The advantages of allocating a substantial portion of one’s portfolio to gold have been proven in academic studies over the years. These analyses find the benefits are most pronounced after the Federal Reserve has begun raising interest rates, as is currently the case.
In one of the most noted studies, researchers found that allocating 25 percent of an investment portfolio to gold significantly improved returns during periods of restrictive monetary policy. While a broad portfolio of U.S. stocks delivered an annualized return of 3.9 percent, during the periods when the Fed was raising interest rates between 1973 and 2006, adding a 25 percent allocation of gold raised the annualized gain to 7.2 percent. Boosting the gold allocation by a lesser amount, 15 percent, resulted in an annualized return of 5.9 percent. Gold, by itself, jumped 14 percent-a-year as the Fed gradually raised interest rates. The study was conducted by professors at Texas Tech University, University of Richmond, Northern Illinois University and the CFA Institute.

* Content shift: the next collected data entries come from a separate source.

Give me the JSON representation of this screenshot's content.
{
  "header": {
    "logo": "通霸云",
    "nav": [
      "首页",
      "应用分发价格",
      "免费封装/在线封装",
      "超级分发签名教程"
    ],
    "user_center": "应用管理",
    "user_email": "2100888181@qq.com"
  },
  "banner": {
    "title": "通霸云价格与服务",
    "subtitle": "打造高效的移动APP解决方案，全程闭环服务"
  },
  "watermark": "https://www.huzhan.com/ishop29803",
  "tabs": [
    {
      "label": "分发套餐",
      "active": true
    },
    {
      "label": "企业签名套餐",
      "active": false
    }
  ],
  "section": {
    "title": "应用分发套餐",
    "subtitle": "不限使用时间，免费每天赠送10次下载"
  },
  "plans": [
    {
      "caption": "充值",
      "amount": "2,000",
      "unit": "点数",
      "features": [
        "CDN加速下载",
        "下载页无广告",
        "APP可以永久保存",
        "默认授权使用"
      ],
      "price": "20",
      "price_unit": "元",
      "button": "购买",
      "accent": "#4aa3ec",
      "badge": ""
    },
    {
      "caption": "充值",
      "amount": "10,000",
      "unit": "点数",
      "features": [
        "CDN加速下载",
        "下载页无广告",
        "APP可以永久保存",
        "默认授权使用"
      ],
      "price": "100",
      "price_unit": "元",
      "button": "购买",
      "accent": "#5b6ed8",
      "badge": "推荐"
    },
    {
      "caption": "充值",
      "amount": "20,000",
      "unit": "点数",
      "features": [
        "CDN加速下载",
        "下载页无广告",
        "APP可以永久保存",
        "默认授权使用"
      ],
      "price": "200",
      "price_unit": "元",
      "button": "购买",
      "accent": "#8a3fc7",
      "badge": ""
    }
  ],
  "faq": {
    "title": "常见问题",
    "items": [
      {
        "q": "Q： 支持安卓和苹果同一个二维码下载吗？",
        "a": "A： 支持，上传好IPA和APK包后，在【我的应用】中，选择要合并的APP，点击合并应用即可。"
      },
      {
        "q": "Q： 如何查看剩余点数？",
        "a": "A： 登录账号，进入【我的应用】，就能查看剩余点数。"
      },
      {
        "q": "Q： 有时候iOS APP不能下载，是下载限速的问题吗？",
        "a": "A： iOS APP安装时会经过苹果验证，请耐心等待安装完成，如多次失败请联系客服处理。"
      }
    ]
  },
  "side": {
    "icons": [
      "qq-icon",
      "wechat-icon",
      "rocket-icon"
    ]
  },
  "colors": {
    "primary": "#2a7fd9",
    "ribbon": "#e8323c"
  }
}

“The benefits of allocating assets to precious metals are substantial during periods of Fed tightening,” the researchers concluded. This is true because gold has a slightly negative correlation to the stock market, which means the metal has been able to lift portfolios whose equity allocations slump during times of Fed tightening.
The Federal Reserve raised its target federal funds overnight bank lending rate by one-quarter of one percent (25 basis points) in June, the fourth consecutive hike since December, 2015.
Through the entire 34 year study period, encompassing numerous shifts between expansive and restrictive central bank policy, portfolios with an allocation to gold, silver and platinum slightly outperformed a pure equities portfolio. Stocks returned an annualized 10.8 percent, while portfolios with both 15 and 25 percent allocations to precious metals delivered an 11 percent return.